Data 2023 menunjukkan penurunan kebakaran menjadi 950.030 hektare—di bawah rata-rata 25 tahun. Ini bisa menjadi indikasi bahwa lahan yang mudah dibuka sudah habis dibuka. Atau bisa juga sekadar fluktuasi alami. Tahun-tahun depan akan menunjukkan apakah tren ini berlanjut atau terjadi lonjakan baru ketika ada presure ekspansi lagi.
Kegagalan Negara yang Terukur
Audit bara api ini adalah audit terhadap kegagalan negara dalam melindungi aset ekologis rakyat. Dalam 25 tahun, tidak ada satupun rezim yang memilih untuk mengerem ekspansi ekstraktif demi perlindungan lingkungan. Semuanya mengejar pertumbuhan ekonomi dengan cara yang sama, membiarkan oligarki rente (sawit, pulp, mineral) mengekspansi dengan metode termurah, paling merusak, dan paling cepat, api.
19,6 juta hektare adalah 19,6 juta hektare. Tidak bisa diabaikan, tidak bisa dijustifikasi, dan tidak bisa diperbaiki hanya dengan slogan.
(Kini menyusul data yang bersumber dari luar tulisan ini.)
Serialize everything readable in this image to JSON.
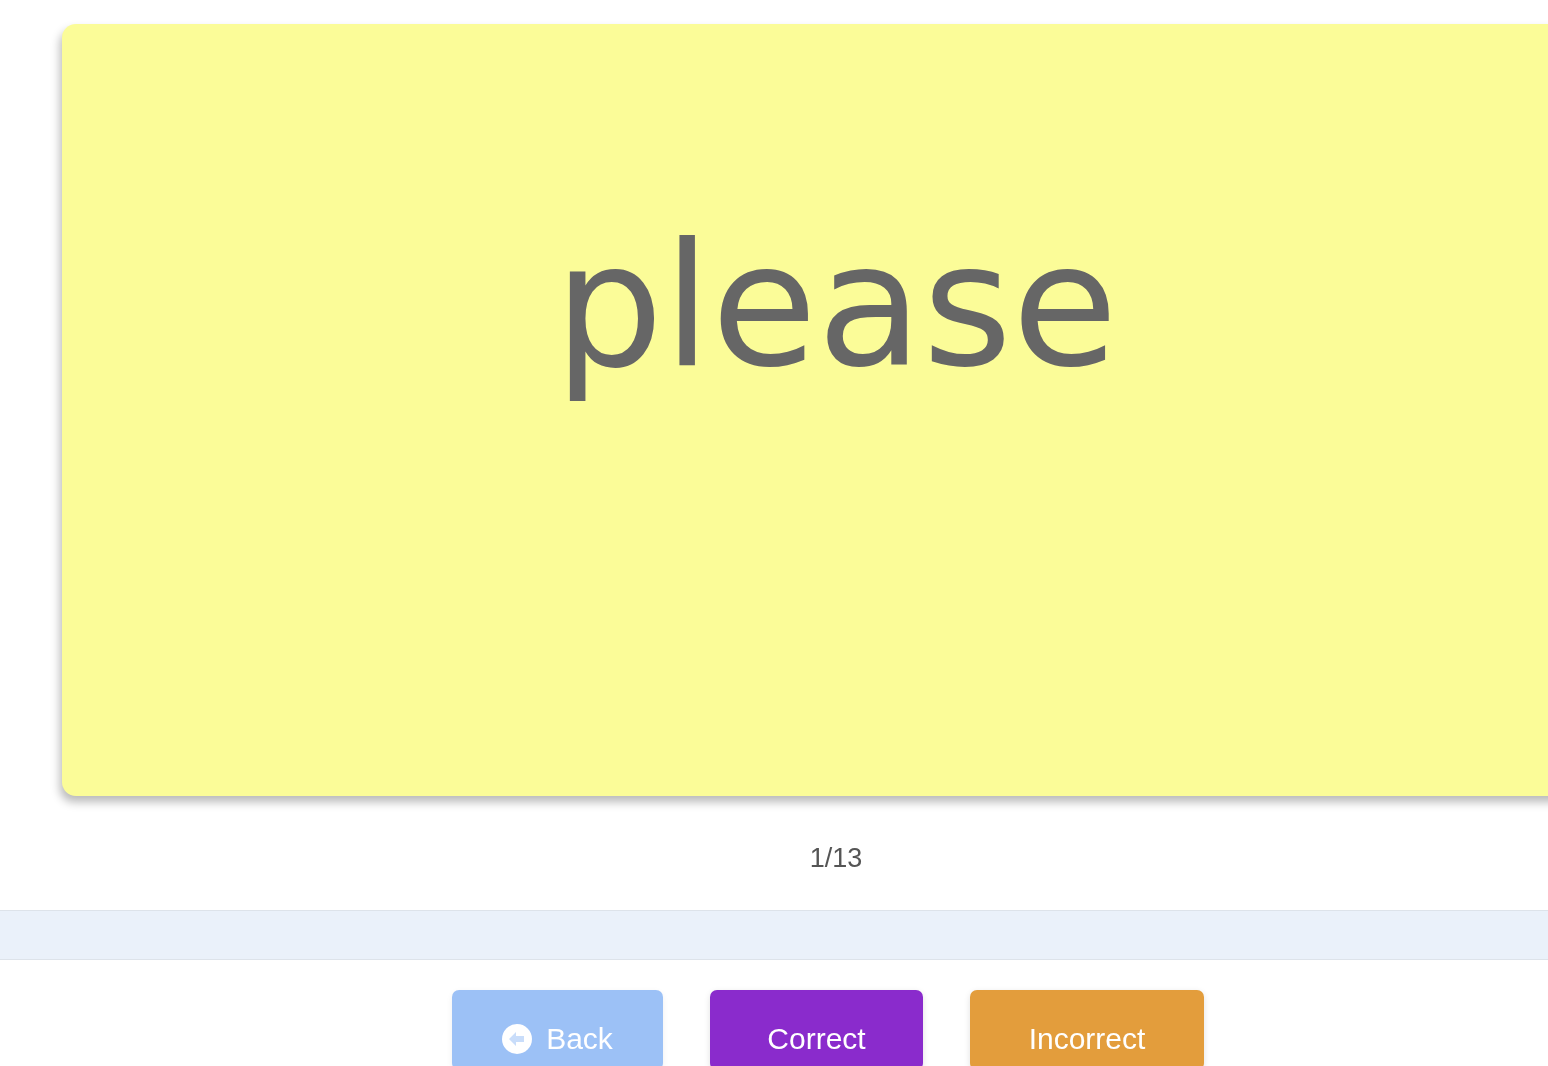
{
  "card": {
    "word": "please"
  },
  "counter": "1/13",
  "buttons": [
    {
      "label": "Back",
      "kind": "back",
      "disabled": true
    },
    {
      "label": "Correct",
      "kind": "correct",
      "disabled": false
    },
    {
      "label": "Incorrect",
      "kind": "incorrect",
      "disabled": false
    }
  ]
}
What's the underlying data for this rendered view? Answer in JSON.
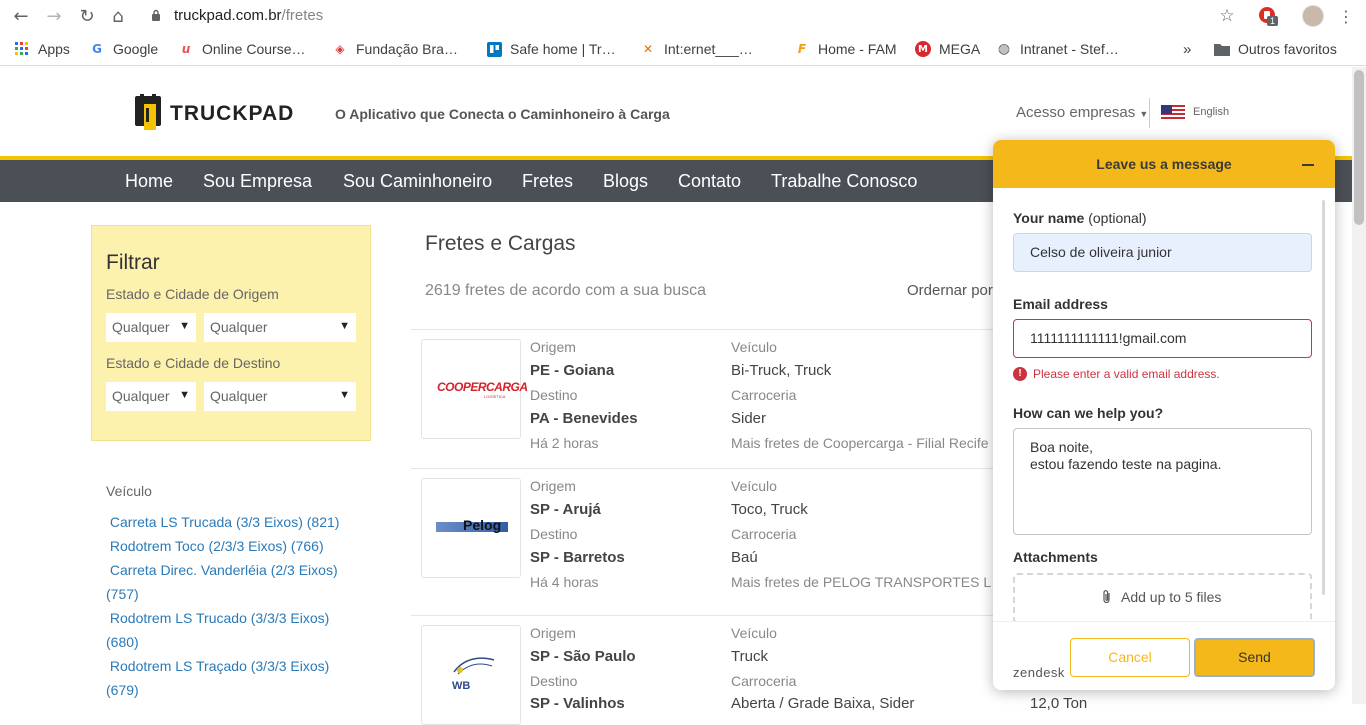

Masa depan kebakaran di Indonesia tidak ditentukan oleh iklim atau musim kering. Ia ditentukan oleh pilihan politik dan ekonomi. Apakah negara akan terus menjadi fasilitator bagi ekonomi rente, atau akankah menjadi pengayom bagi ekosistem dan rakyat yang bernafas polusi hasil pilihan ekonomis itu?
Data historis 25 tahun ini adalah alat diagnosa. Penyakitnya kronis: ekonomi rente berbasis lahan. Obatnya bukan sekadar air dari helikopter water bombing, tapi keberanian memotong tangan-tangan oligarki yang memegang korek api.